OFFLOAD took place in Bristol in 2007 with additional events and offshoots happening in 2008.
BACKGROUND
According to Gregory Bateson (anthropologist and cyberneticist) the basic unit of survival is the ‘flexible organism-in-its-environment’ (Steps to an Ecology of Mind, 1972, p. 457). Drawing on Bateson’s work, the focus for OFFLOAD is on ‘Systems for Survival’. OFFLOAD will focus on work, which visualises, reflects, comments on and/or extends the systems or networks we live and operate within. Emphasis will be placed on interactive, event and durational based work, which evolves or emerges over time and requires audience participation.
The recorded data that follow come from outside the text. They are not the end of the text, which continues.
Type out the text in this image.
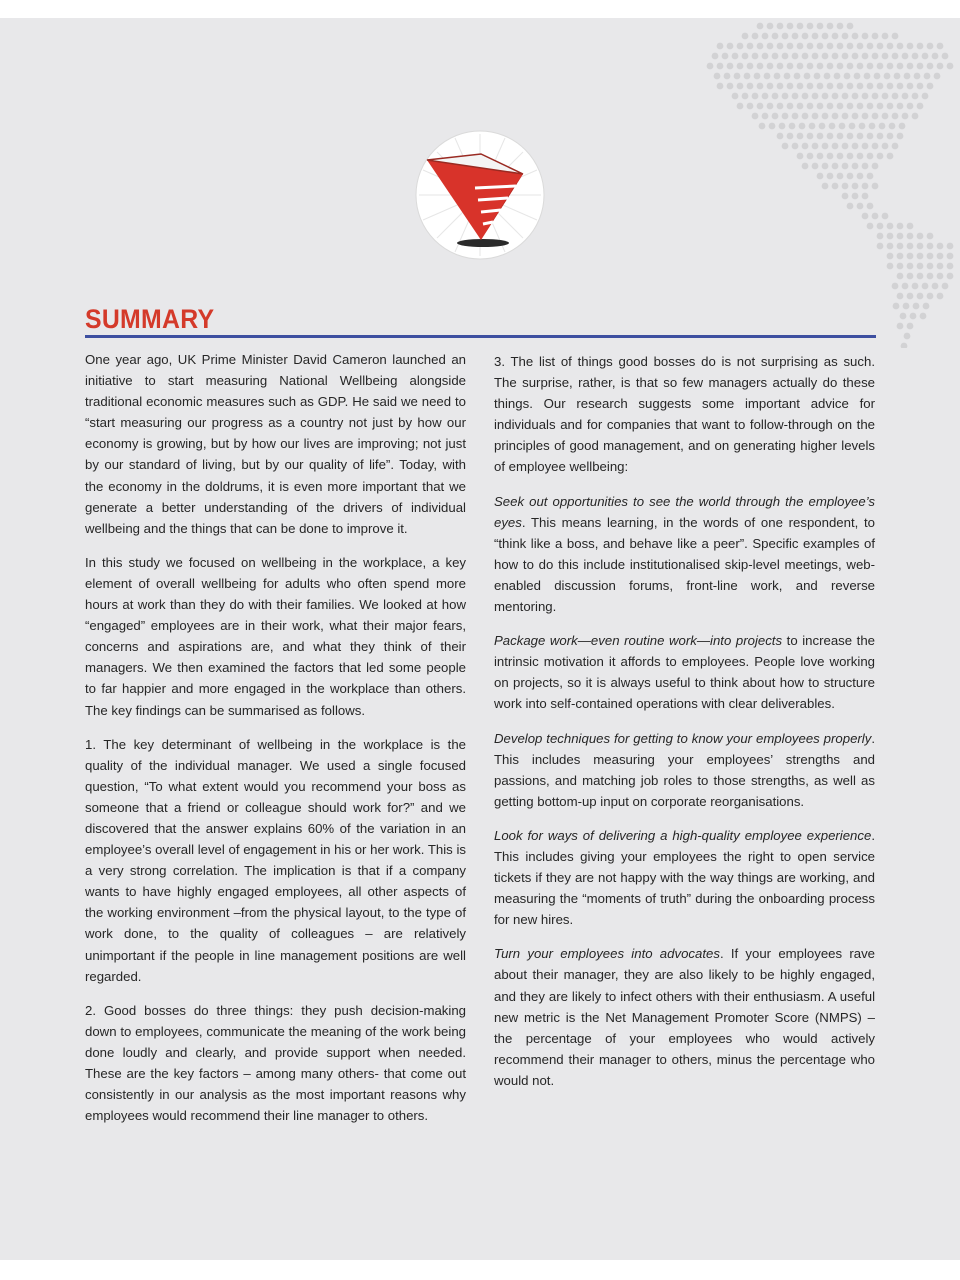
SUMMARY

One year ago, UK Prime Minister David Cameron launched an initiative to start measuring National Wellbeing alongside traditional economic measures such as GDP. He said we need to “start measuring our progress as a country not just by how our economy is growing, but by how our lives are improving; not just by our standard of living, but by our quality of life”. Today, with the economy in the doldrums, it is even more important that we generate a better understanding of the drivers of individual wellbeing and the things that can be done to improve it.

In this study we focused on wellbeing in the workplace, a key element of overall wellbeing for adults who often spend more hours at work than they do with their families. We looked at how “engaged” employees are in their work, what their major fears, concerns and aspirations are, and what they think of their managers. We then examined the factors that led some people to far happier and more engaged in the workplace than others. The key findings can be summarised as follows.

1. The key determinant of wellbeing in the workplace is the quality of the individual manager. We used a single focused question, “To what extent would you recommend your boss as someone that a friend or colleague should work for?” and we discovered that the answer explains 60% of the variation in an employee’s overall level of engagement in his or her work. This is a very strong correlation. The implication is that if a company wants to have highly engaged employees, all other aspects of the working environment –from the physical layout, to the type of work done, to the quality of colleagues – are relatively unimportant if the people in line management positions are well regarded.

2. Good bosses do three things: they push decision-making down to employees, communicate the meaning of the work being done loudly and clearly, and provide support when needed. These are the key factors – among many others- that come out consistently in our analysis as the most important reasons why employees would recommend their line manager to others.

3. The list of things good bosses do is not surprising as such. The surprise, rather, is that so few managers actually do these things. Our research suggests some important advice for individuals and for companies that want to follow-through on the principles of good management, and on generating higher levels of employee wellbeing:

Seek out opportunities to see the world through the employee’s eyes. This means learning, in the words of one respondent, to “think like a boss, and behave like a peer”. Specific examples of how to do this include institutionalised skip-level meetings, web-enabled discussion forums, front-line work, and reverse mentoring.

Package work—even routine work—into projects to increase the intrinsic motivation it affords to employees. People love working on projects, so it is always useful to think about how to structure work into self-contained operations with clear deliverables.

Develop techniques for getting to know your employees properly. This includes measuring your employees’ strengths and passions, and matching job roles to those strengths, as well as getting bottom-up input on corporate reorganisations.

Look for ways of delivering a high-quality employee experience. This includes giving your employees the right to open service tickets if they are not happy with the way things are working, and measuring the “moments of truth” during the onboarding process for new hires.

Turn your employees into advocates. If your employees rave about their manager, they are also likely to be highly engaged, and they are likely to infect others with their enthusiasm. A useful new metric is the Net Management Promoter Score (NMPS) – the percentage of your employees who would actively recommend their manager to others, minus the percentage who would not.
OFFLOAD will focus on the following themes:
HEALTH, WEALTH AND PLAY
In 2012 the Olympic games will be held for the third time in the UK. This event is in part providing a focus and space for rethinking our relationship with our health and wellbeing. Linking sport and fitness with the Darwinian concept of survival of the fittest provides a sub-theme concerned with concepts of adaptability and flexibility.
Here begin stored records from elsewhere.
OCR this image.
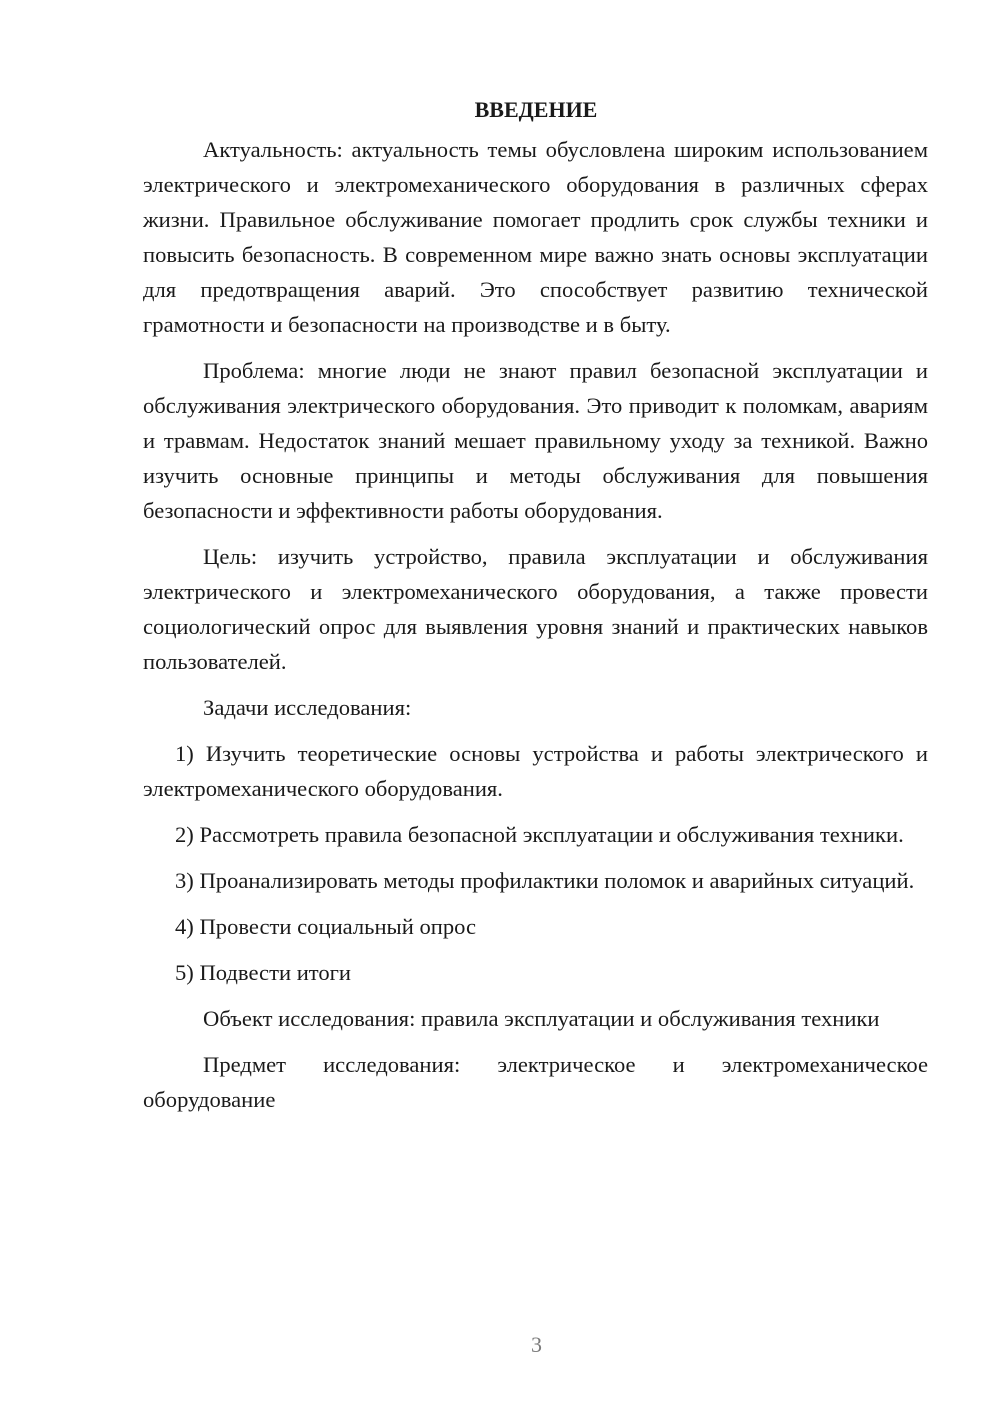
ВВЕДЕНИЕ

Актуальность: актуальность темы обусловлена широким использованием электрического и электромеханического оборудования в различных сферах жизни. Правильное обслуживание помогает продлить срок службы техники и повысить безопасность. В современном мире важно знать основы эксплуатации для предотвращения аварий. Это способствует развитию технической грамотности и безопасности на производстве и в быту.

Проблема: многие люди не знают правил безопасной эксплуатации и обслуживания электрического оборудования. Это приводит к поломкам, авариям и травмам. Недостаток знаний мешает правильному уходу за техникой. Важно изучить основные принципы и методы обслуживания для повышения безопасности и эффективности работы оборудования.

Цель: изучить устройство, правила эксплуатации и обслуживания электрического и электромеханического оборудования, а также провести социологический опрос для выявления уровня знаний и практических навыков пользователей.

Задачи исследования:

1) Изучить теоретические основы устройства и работы электрического и электромеханического оборудования.

2) Рассмотреть правила безопасной эксплуатации и обслуживания техники.

3) Проанализировать методы профилактики поломок и аварийных ситуаций.

4) Провести социальный опрос

5) Подвести итоги

Объект исследования: правила эксплуатации и обслуживания техники

Предмет исследования: электрическое и электромеханическое оборудование

3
How do our technically mediated forms of work, play and living extend, constrain or support our ways of being? What are the values and inherent meanings behind notions of health, wealth and play? What do we consider to be the balance between them?
TRADE, NETWORK AND NOMADS
Our second sub-theme refers to ideas around globalisation, transfer and the economies of goods, knowledge, objects, planets, animals and people. Within this strand we are focusing on trade agreements that are currently in place around carbon emissions and climate change. This strand connects to the first sub-theme by extending the concept of survival to focus on exchange and how our methods of exchange and adaptability in this area help us to survive. Emphasis will be on work which bridges virtual, online and real worlds. In particular we are interested in work which addresses whether virtual traffic simply replicates existing problems or provides alternative solutions and examines systems, infrastructures and/or architectures for exchange and transfer and the implications such networks have for our lives.